In order for robots to interact within household environments, robots should be able to manipulate a large variety of objects and appliances in human environments, such as stoves, coffee dispensers, juice extractors, and so on. Consider the espresso machine above — even without having seen the machine before, a person can prepare a cup of latte by visually observing the machine and by reading the instruction manual. This is possible because humans have vast prior experience of manipulating differently-shaped objects. In this project, our goal is to enable robots to generalize to different objects and tasks.
In this project, we use crowd-sourcing to build a large collection of demonstrations for robots. Help improve our model by teaching the robot! You can help our Robobarista learn about different objects!

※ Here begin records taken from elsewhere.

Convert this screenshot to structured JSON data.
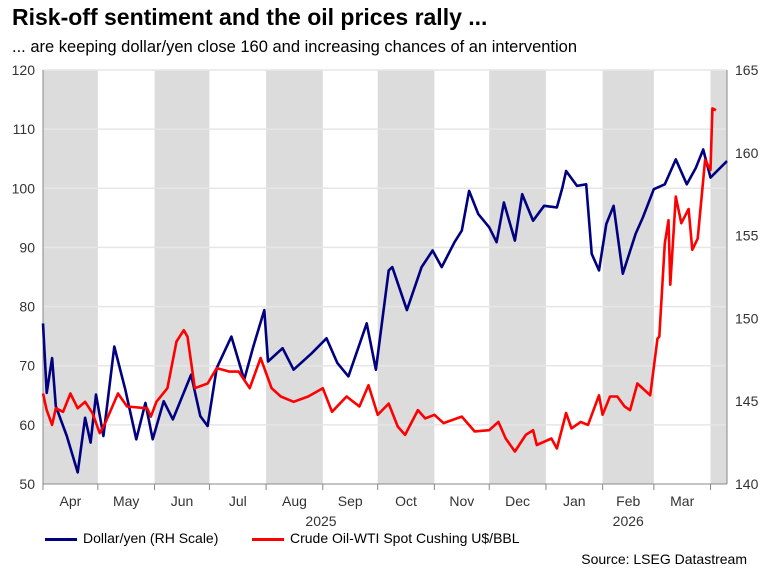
{
  "title": "Risk-off sentiment and the oil prices rally ...",
  "subtitle": "... are keeping dollar/yen close 160 and increasing chances of an intervention",
  "source": "Source: LSEG Datastream",
  "chart_data": {
    "type": "line",
    "xlim": [
      "2025-04-01",
      "2026-04-10"
    ],
    "ylim_left": [
      50,
      120
    ],
    "yticks_left": [
      50,
      60,
      70,
      80,
      90,
      100,
      110,
      120
    ],
    "ylim_right": [
      140,
      165
    ],
    "yticks_right": [
      140,
      145,
      150,
      155,
      160,
      165
    ],
    "grid": true,
    "shaded_months": true,
    "shade_color": "#dcdcdc",
    "legend_placement": "bottom",
    "months": [
      {
        "label": "Apr",
        "start": "2025-04-01",
        "shaded": true
      },
      {
        "label": "May",
        "start": "2025-05-01",
        "shaded": false
      },
      {
        "label": "Jun",
        "start": "2025-06-01",
        "shaded": true
      },
      {
        "label": "Jul",
        "start": "2025-07-01",
        "shaded": false
      },
      {
        "label": "Aug",
        "start": "2025-08-01",
        "shaded": true
      },
      {
        "label": "Sep",
        "start": "2025-09-01",
        "shaded": false
      },
      {
        "label": "Oct",
        "start": "2025-10-01",
        "shaded": true
      },
      {
        "label": "Nov",
        "start": "2025-11-01",
        "shaded": false
      },
      {
        "label": "Dec",
        "start": "2025-12-01",
        "shaded": true
      },
      {
        "label": "Jan",
        "start": "2026-01-01",
        "shaded": false
      },
      {
        "label": "Feb",
        "start": "2026-02-01",
        "shaded": true
      },
      {
        "label": "Mar",
        "start": "2026-03-01",
        "shaded": false
      },
      {
        "label": "",
        "start": "2026-04-01",
        "shaded": true
      }
    ],
    "years": [
      {
        "label": "2025",
        "center": "2025-08-31"
      },
      {
        "label": "2026",
        "center": "2026-02-15"
      }
    ],
    "series": [
      {
        "name": "Dollar/yen (RH Scale)",
        "axis": "right",
        "color": "#000080",
        "points": [
          [
            "2025-04-01",
            149.7
          ],
          [
            "2025-04-03",
            145.5
          ],
          [
            "2025-04-06",
            147.6
          ],
          [
            "2025-04-08",
            144.7
          ],
          [
            "2025-04-14",
            142.9
          ],
          [
            "2025-04-20",
            140.7
          ],
          [
            "2025-04-24",
            144.0
          ],
          [
            "2025-04-27",
            142.5
          ],
          [
            "2025-04-30",
            145.4
          ],
          [
            "2025-05-04",
            142.9
          ],
          [
            "2025-05-10",
            148.3
          ],
          [
            "2025-05-16",
            145.7
          ],
          [
            "2025-05-22",
            142.7
          ],
          [
            "2025-05-27",
            144.9
          ],
          [
            "2025-05-31",
            142.7
          ],
          [
            "2025-06-06",
            145.0
          ],
          [
            "2025-06-11",
            143.9
          ],
          [
            "2025-06-21",
            146.6
          ],
          [
            "2025-06-26",
            144.1
          ],
          [
            "2025-06-30",
            143.5
          ],
          [
            "2025-07-05",
            147.0
          ],
          [
            "2025-07-13",
            148.9
          ],
          [
            "2025-07-20",
            146.3
          ],
          [
            "2025-07-25",
            148.3
          ],
          [
            "2025-07-31",
            150.5
          ],
          [
            "2025-08-02",
            147.4
          ],
          [
            "2025-08-10",
            148.2
          ],
          [
            "2025-08-16",
            146.9
          ],
          [
            "2025-08-26",
            147.9
          ],
          [
            "2025-09-03",
            148.8
          ],
          [
            "2025-09-09",
            147.3
          ],
          [
            "2025-09-15",
            146.5
          ],
          [
            "2025-09-25",
            149.7
          ],
          [
            "2025-09-30",
            146.9
          ],
          [
            "2025-10-07",
            152.9
          ],
          [
            "2025-10-09",
            153.1
          ],
          [
            "2025-10-17",
            150.5
          ],
          [
            "2025-10-25",
            153.1
          ],
          [
            "2025-10-31",
            154.1
          ],
          [
            "2025-11-05",
            153.1
          ],
          [
            "2025-11-12",
            154.6
          ],
          [
            "2025-11-16",
            155.3
          ],
          [
            "2025-11-20",
            157.7
          ],
          [
            "2025-11-25",
            156.3
          ],
          [
            "2025-12-01",
            155.5
          ],
          [
            "2025-12-05",
            154.6
          ],
          [
            "2025-12-09",
            157.0
          ],
          [
            "2025-12-15",
            154.7
          ],
          [
            "2025-12-19",
            157.5
          ],
          [
            "2025-12-25",
            155.9
          ],
          [
            "2025-12-31",
            156.8
          ],
          [
            "2026-01-07",
            156.7
          ],
          [
            "2026-01-10",
            157.9
          ],
          [
            "2026-01-12",
            158.9
          ],
          [
            "2026-01-18",
            158.0
          ],
          [
            "2026-01-23",
            158.1
          ],
          [
            "2026-01-26",
            153.9
          ],
          [
            "2026-01-30",
            152.9
          ],
          [
            "2026-02-03",
            155.7
          ],
          [
            "2026-02-07",
            156.8
          ],
          [
            "2026-02-12",
            152.7
          ],
          [
            "2026-02-19",
            155.1
          ],
          [
            "2026-02-23",
            156.1
          ],
          [
            "2026-03-01",
            157.8
          ],
          [
            "2026-03-07",
            158.1
          ],
          [
            "2026-03-13",
            159.6
          ],
          [
            "2026-03-19",
            158.1
          ],
          [
            "2026-03-24",
            159.1
          ],
          [
            "2026-03-28",
            160.2
          ],
          [
            "2026-04-01",
            158.5
          ],
          [
            "2026-04-10",
            159.5
          ]
        ]
      },
      {
        "name": "Crude Oil-WTI Spot Cushing U$/BBL",
        "axis": "left",
        "color": "#ff0000",
        "points": [
          [
            "2025-04-01",
            65.3
          ],
          [
            "2025-04-03",
            62.5
          ],
          [
            "2025-04-06",
            60.0
          ],
          [
            "2025-04-08",
            62.8
          ],
          [
            "2025-04-12",
            62.2
          ],
          [
            "2025-04-16",
            65.3
          ],
          [
            "2025-04-20",
            62.8
          ],
          [
            "2025-04-24",
            63.9
          ],
          [
            "2025-04-28",
            62.0
          ],
          [
            "2025-05-02",
            58.6
          ],
          [
            "2025-05-05",
            60.3
          ],
          [
            "2025-05-12",
            65.3
          ],
          [
            "2025-05-17",
            63.1
          ],
          [
            "2025-05-28",
            62.8
          ],
          [
            "2025-05-30",
            61.4
          ],
          [
            "2025-06-02",
            63.9
          ],
          [
            "2025-06-08",
            66.2
          ],
          [
            "2025-06-13",
            74.1
          ],
          [
            "2025-06-17",
            76.0
          ],
          [
            "2025-06-19",
            74.9
          ],
          [
            "2025-06-23",
            66.2
          ],
          [
            "2025-06-30",
            67.0
          ],
          [
            "2025-07-05",
            69.6
          ],
          [
            "2025-07-12",
            69.0
          ],
          [
            "2025-07-17",
            69.0
          ],
          [
            "2025-07-23",
            66.2
          ],
          [
            "2025-07-29",
            71.3
          ],
          [
            "2025-08-04",
            66.2
          ],
          [
            "2025-08-09",
            64.8
          ],
          [
            "2025-08-16",
            63.9
          ],
          [
            "2025-08-24",
            64.8
          ],
          [
            "2025-09-01",
            66.2
          ],
          [
            "2025-09-06",
            62.2
          ],
          [
            "2025-09-14",
            64.8
          ],
          [
            "2025-09-21",
            63.1
          ],
          [
            "2025-09-26",
            66.7
          ],
          [
            "2025-10-01",
            61.7
          ],
          [
            "2025-10-07",
            63.6
          ],
          [
            "2025-10-12",
            59.7
          ],
          [
            "2025-10-16",
            58.3
          ],
          [
            "2025-10-23",
            62.5
          ],
          [
            "2025-10-27",
            61.1
          ],
          [
            "2025-11-01",
            61.7
          ],
          [
            "2025-11-06",
            60.3
          ],
          [
            "2025-11-16",
            61.4
          ],
          [
            "2025-11-23",
            58.9
          ],
          [
            "2025-12-01",
            59.1
          ],
          [
            "2025-12-06",
            60.5
          ],
          [
            "2025-12-10",
            57.7
          ],
          [
            "2025-12-15",
            55.5
          ],
          [
            "2025-12-21",
            58.3
          ],
          [
            "2025-12-25",
            59.1
          ],
          [
            "2025-12-27",
            56.6
          ],
          [
            "2026-01-04",
            57.7
          ],
          [
            "2026-01-07",
            56.0
          ],
          [
            "2026-01-12",
            62.0
          ],
          [
            "2026-01-15",
            59.4
          ],
          [
            "2026-01-20",
            60.5
          ],
          [
            "2026-01-24",
            60.0
          ],
          [
            "2026-01-30",
            65.0
          ],
          [
            "2026-02-01",
            61.7
          ],
          [
            "2026-02-05",
            64.8
          ],
          [
            "2026-02-09",
            64.8
          ],
          [
            "2026-02-13",
            63.1
          ],
          [
            "2026-02-16",
            62.5
          ],
          [
            "2026-02-20",
            67.0
          ],
          [
            "2026-02-27",
            65.0
          ],
          [
            "2026-03-03",
            74.6
          ],
          [
            "2026-03-04",
            74.9
          ],
          [
            "2026-03-07",
            90.7
          ],
          [
            "2026-03-09",
            94.6
          ],
          [
            "2026-03-10",
            83.7
          ],
          [
            "2026-03-13",
            98.6
          ],
          [
            "2026-03-16",
            94.1
          ],
          [
            "2026-03-20",
            96.5
          ],
          [
            "2026-03-22",
            89.6
          ],
          [
            "2026-03-25",
            91.5
          ],
          [
            "2026-03-29",
            104.8
          ],
          [
            "2026-04-01",
            103.1
          ],
          [
            "2026-04-02",
            113.5
          ],
          [
            "2026-04-04",
            113.2
          ]
        ]
      }
    ]
  }
}
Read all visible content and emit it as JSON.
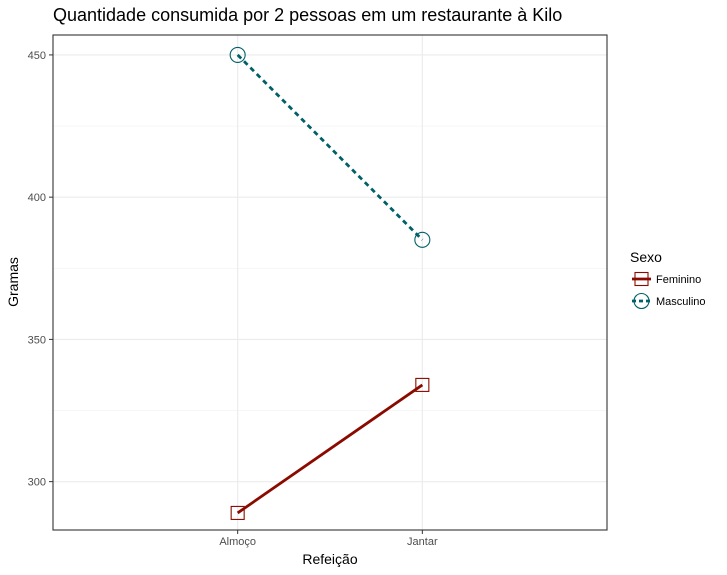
{
  "chart_data": {
    "type": "line",
    "title": "Quantidade consumida por 2 pessoas em um restaurante à Kilo",
    "xlabel": "Refeição",
    "ylabel": "Gramas",
    "categories": [
      "Almoço",
      "Jantar"
    ],
    "ylim": [
      283,
      457
    ],
    "yticks": [
      300,
      350,
      400,
      450
    ],
    "grid": true,
    "legend": {
      "title": "Sexo",
      "position": "right"
    },
    "series": [
      {
        "name": "Feminino",
        "values": [
          289,
          334
        ],
        "color": "#8b0a00",
        "marker": "square",
        "line": "solid"
      },
      {
        "name": "Masculino",
        "values": [
          450,
          385
        ],
        "color": "#006068",
        "marker": "circle",
        "line": "dashed"
      }
    ]
  }
}
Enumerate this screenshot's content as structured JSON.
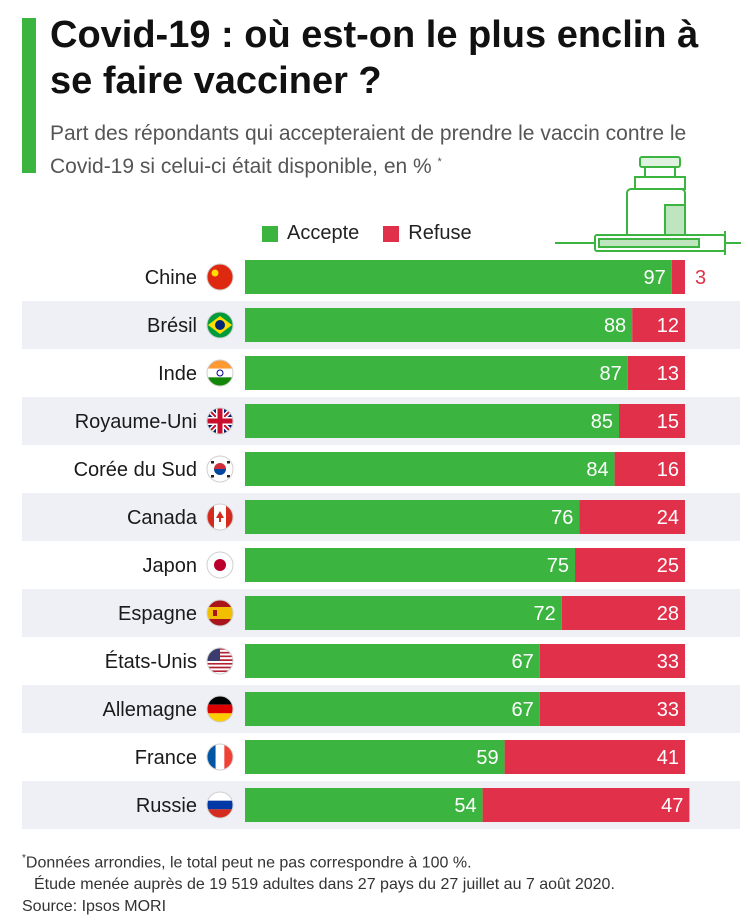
{
  "header": {
    "title": "Covid-19 : où est-on le plus enclin à se faire vacciner ?",
    "subtitle": "Part des répondants qui accepteraient de prendre le vaccin contre le Covid-19 si celui-ci était disponible, en %",
    "subtitle_mark": "*"
  },
  "colors": {
    "accept": "#3cb440",
    "refuse": "#e0304a",
    "row_band": "#eef0f6",
    "accent": "#3cb440"
  },
  "legend": {
    "accept_label": "Accepte",
    "refuse_label": "Refuse"
  },
  "chart_data": {
    "type": "bar",
    "orientation": "horizontal",
    "stacked": true,
    "xlim": [
      0,
      100
    ],
    "categories": [
      "Chine",
      "Brésil",
      "Inde",
      "Royaume-Uni",
      "Corée du Sud",
      "Canada",
      "Japon",
      "Espagne",
      "États-Unis",
      "Allemagne",
      "France",
      "Russie"
    ],
    "flags": [
      "china-flag-icon",
      "brazil-flag-icon",
      "india-flag-icon",
      "uk-flag-icon",
      "south-korea-flag-icon",
      "canada-flag-icon",
      "japan-flag-icon",
      "spain-flag-icon",
      "usa-flag-icon",
      "germany-flag-icon",
      "france-flag-icon",
      "russia-flag-icon"
    ],
    "series": [
      {
        "name": "Accepte",
        "values": [
          97,
          88,
          87,
          85,
          84,
          76,
          75,
          72,
          67,
          67,
          59,
          54
        ]
      },
      {
        "name": "Refuse",
        "values": [
          3,
          12,
          13,
          15,
          16,
          24,
          25,
          28,
          33,
          33,
          41,
          47
        ]
      }
    ],
    "legend_position": "top",
    "grid": false
  },
  "footer": {
    "note_mark": "*",
    "note1": "Données arrondies, le total peut ne pas correspondre à 100 %.",
    "note2": "Étude menée auprès de 19 519 adultes dans 27 pays du 27 juillet au 7 août 2020.",
    "source": "Source: Ipsos MORI"
  }
}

There is a large variety of objects and appliances in human environments, such as stoves, coffee dispensers, juice extractors, and so on. It is challenging to program a robot for each of these object types and for each of their instantiations.
In this work, we present a novel approach to manipulation planning based on the idea that many household objects share similarly-operated object parts.
We formulate the manipulation planning as a structured prediction problem and design a deep learning model that can handle large noise in the manipulation demonstrations and learns features from three different modalities: point-clouds, language and trajectory.
As the PR2 robot stands in front of the object it has never seen before, the robot is given a natural language instruction (manual) and segmented point-cloud. Using our algorithm, the robot was even able to make a cup of latte.